La “vecchia banda” era poi tutta la classe, con l’eccezione dei ripetenti, che erano alquanto emarginati.

Paolo si sentì montare il sangue alla testa contro quel guastafeste, ma poiché Claudia aveva accettato l’invito, gli parve di dover acconsentirvi anche lui. In quell’istante suonò la fine della ricreazione. Aveva ancora tante cose da dire: provò a scriverle, e sulla carta le parole si disponevano facili, ubbidienti. Ma poi rifletté che il suo bigliettino sarebbe stato letto anche da Marta e forse anche da altri, e lo stracciò in minutissimi pezzi, che si ficcò in tasca per gettarli più tardi per la strada, in qualche tombino.

Il resto della mattinata trascorse fra chiasso e indisciplina, senza costrutto. Paolo si avviò verso casa, infastidito. Aveva dovuto scartare l’idea di chiedere a Claudia il permesso di accompagnarla, perché la ragazza se n’era andata a braccetto con l’amica, parlandole fitto fitto e ridendo con aria di trionfo. Ma poi egli rifletté che l’invito di Icardi gli offriva un’altra occasione di aprirsi con l’oggetto della sua appassionata adorazione, e il disappunto svanì. Per strada rivide la solita coppietta: questa volta lei aveva una caviglia fasciata e zoppicava appoggiandosi all’innamorato. Ed ecco i suoi sentimenti verso i due mutarono: niente più invidia ma gioia: c’era amore nel mondo, la speranza non era vana.

Arrivato a casa, chiese a sua madre il permesso di recarsi alla festa. Lei tirò su col naso — il suo modo per indicare fastidio — ma non disse di no. Euforico ed eccitato, Paolo indossò con la massima cura l’abito migliore, che non era poi niente di speciale, solo un po’ meno liso degli altri, e uscì di volata. Nello slancio sbagliò strada e dovette compiere un lungo giro prima di arrivare.

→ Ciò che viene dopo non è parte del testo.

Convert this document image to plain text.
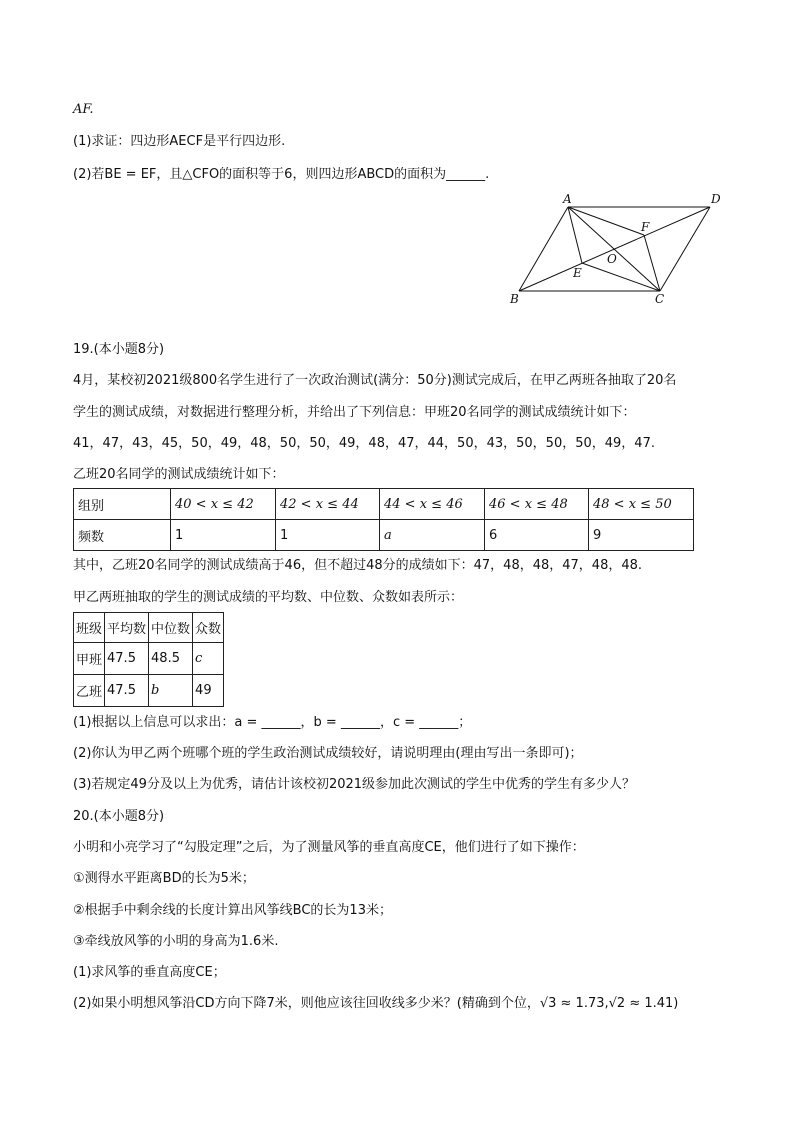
AF.
(1)求证：四边形AECF是平行四边形.
(2)若BE = EF，且△CFO的面积等于6，则四边形ABCD的面积为______.
A
B	C
D
E
F
O
19.(本小题8分)
4月，某校初2021级800名学生进行了一次政治测试(满分：50分)测试完成后，在甲乙两班各抽取了20名
学生的测试成绩，对数据进行整理分析，并给出了下列信息：甲班20名同学的测试成绩统计如下：
41，47，43，45，50，49，48，50，50，49，48，47，44，50，43，50，50，50，49，47.
乙班20名同学的测试成绩统计如下：
组别	40 < x ≤ 42	42 < x ≤ 44	44 < x ≤ 46	46 < x ≤ 48	48 < x ≤ 50
频数	1	1	a	6	9
其中，乙班20名同学的测试成绩高于46，但不超过48分的成绩如下：47，48，48，47，48，48.
甲乙两班抽取的学生的测试成绩的平均数、中位数、众数如表所示：
班级	平均数	中位数	众数
甲班	47.5	48.5	c
乙班	47.5	b	49
(1)根据以上信息可以求出：a = ______，b = ______，c = ______；
(2)你认为甲乙两个班哪个班的学生政治测试成绩较好，请说明理由(理由写出一条即可)；
(3)若规定49分及以上为优秀，请估计该校初2021级参加此次测试的学生中优秀的学生有多少人？
20.(本小题8分)
小明和小亮学习了“勾股定理”之后，为了测量风筝的垂直高度CE，他们进行了如下操作：
①测得水平距离BD的长为5米；
②根据手中剩余线的长度计算出风筝线BC的长为13米；
③牵线放风筝的小明的身高为1.6米.
(1)求风筝的垂直高度CE；
(2)如果小明想风筝沿CD方向下降7米，则他应该往回收线多少米？(精确到个位，√3 ≈ 1.73,√2 ≈ 1.41)
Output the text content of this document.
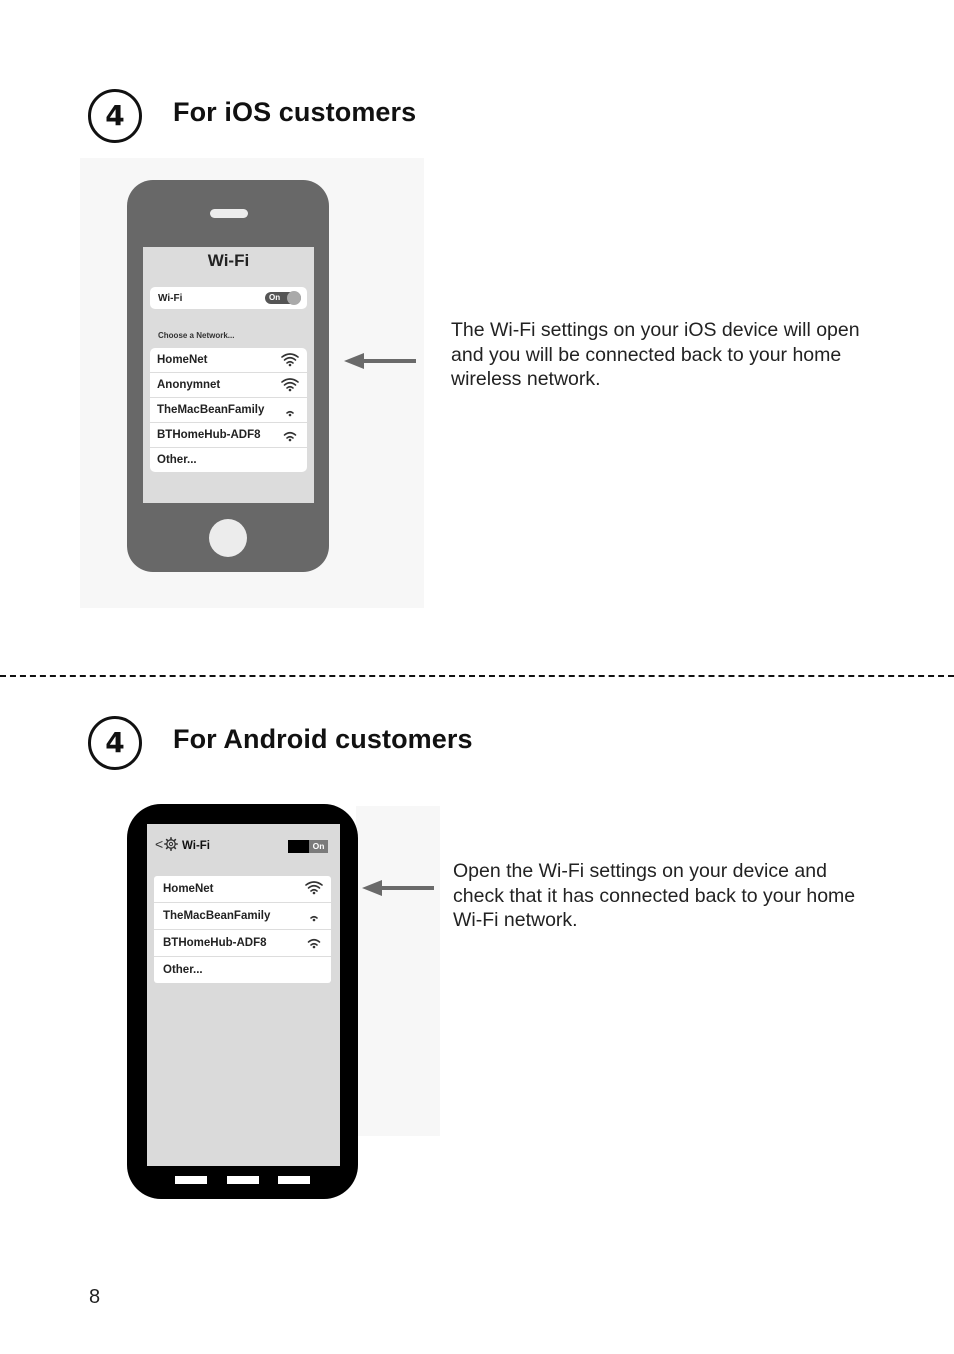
4 For iOS customers
Wi-Fi
Wi-Fi	On
Choose a Network...
HomeNet
Anonymnet
TheMacBeanFamily
BTHomeHub-ADF8
Other...
The Wi-Fi settings on your iOS device will open and you will be connected back to your home wireless network.
4 For Android customers
< Wi-Fi	On
HomeNet
TheMacBeanFamily
BTHomeHub-ADF8
Other...
Open the Wi-Fi settings on your device and check that it has connected back to your home Wi-Fi network.
8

La casa di Icardi sorgeva nel quartiere elegante, circondata da viali alberati e giardini. Paolo fu incerto nella scelta dell’ascensore, e finì per prendere il montacarichi: era così bello che sembrava fatto per i cristiani. Prima ancora di suonare alla porta dell’appartamento, sentì voci confuse e un giradischi al massimo volume. Alcune coppie ballavano, la maggior parte dei ragazzi preferiva chiacchierare e ascoltare il frastuono del giradischi, qualcuno fumava. Era per lui la prima festa, e i compagni non gli parevano neppure più gli stessi a vederli così, fuori della scuola, spensierati, liberi.

Ecco Zanelli, quello che aveva sempre le unghie lunghissime, perché gli dava fastidio tagliarsele. Quando era interrogato, prima di ogni risposta gli sfuggiva un prolungato: “Eeeeeee…” di dubbio e incertezza: le parole gli venivano lente, stentate; era teso, nervoso, facile al rossore. Adesso invece parlava, parlava, tutto eccitato e contento, perfettamente a suo agio. Lo studio non era il suo forte.

Paolo sentiva per lui una certa simpatia. Forse ne avrebbe provata un po’ meno se avesse saputo quel che Zanelli diceva di lui:

“Oggi Donati ha dato spettacolo.”

Lo ripeteva ogni volta che Paolo prendeva un bel voto a un’interrogazione, appena tornato a casa. Per lui ogni successo dell’altro era una forma di esibizionismo. Lo ripeteva piano al vicino di banco quando quello veniva interrogato:

“Un’altra esibizione.”

Adesso era lui a dare spettacolo, infilando una sciocchezza dopo l’altra, con la sua voce nasale, sprofondato nella poltrona, le lunghe gambe accavallate, gli occhi grigi accesi dall’eccitazione, le guance in fiamme. Ma nessuno avrebbe malignato: i suoi voti ispiravano ben poca invidia.

Più degno di stima era Elio Belmonte, con il quale invece Paolo tardava a far lega, essendo ambedue di carattere chiuso. Elio era di bassa statura, capelli e occhi neri, lineamenti un po’ irregolari. Troppo sensibile. Appena i compagni davano la stura alle chiacchiere sul sesso, si allontanava a capo basso, con aria quasi di colpa. Ciò destava la loro ilarità.

“Mammoletta” lo chiamavano.

E ridevano, e lo prendevano in giro. Erano ragazzi senza “complessi”, modernamente “educati”.

Fra tutti, l’unico per cui Paolo nutrisse vera amicizia era Andrea Falco: un tipo minuto, vivace, facile allo scherzo, che, per quanto un po’ invidioso dei voti altrui, cercava di nasconderlo e, in fondo, si accontentava della semplice promozione. Paolo gli era assai utile, perché non mancava mai di spiegargli quello che non aveva capito. Lo studio gli pesava e preferiva il cinema: aveva una particolare abilità nel raccontare i film, e non la trama soltanto, ma le scene ad una ad una, con vivezza e precisione, rifacendo i gesti degli attori.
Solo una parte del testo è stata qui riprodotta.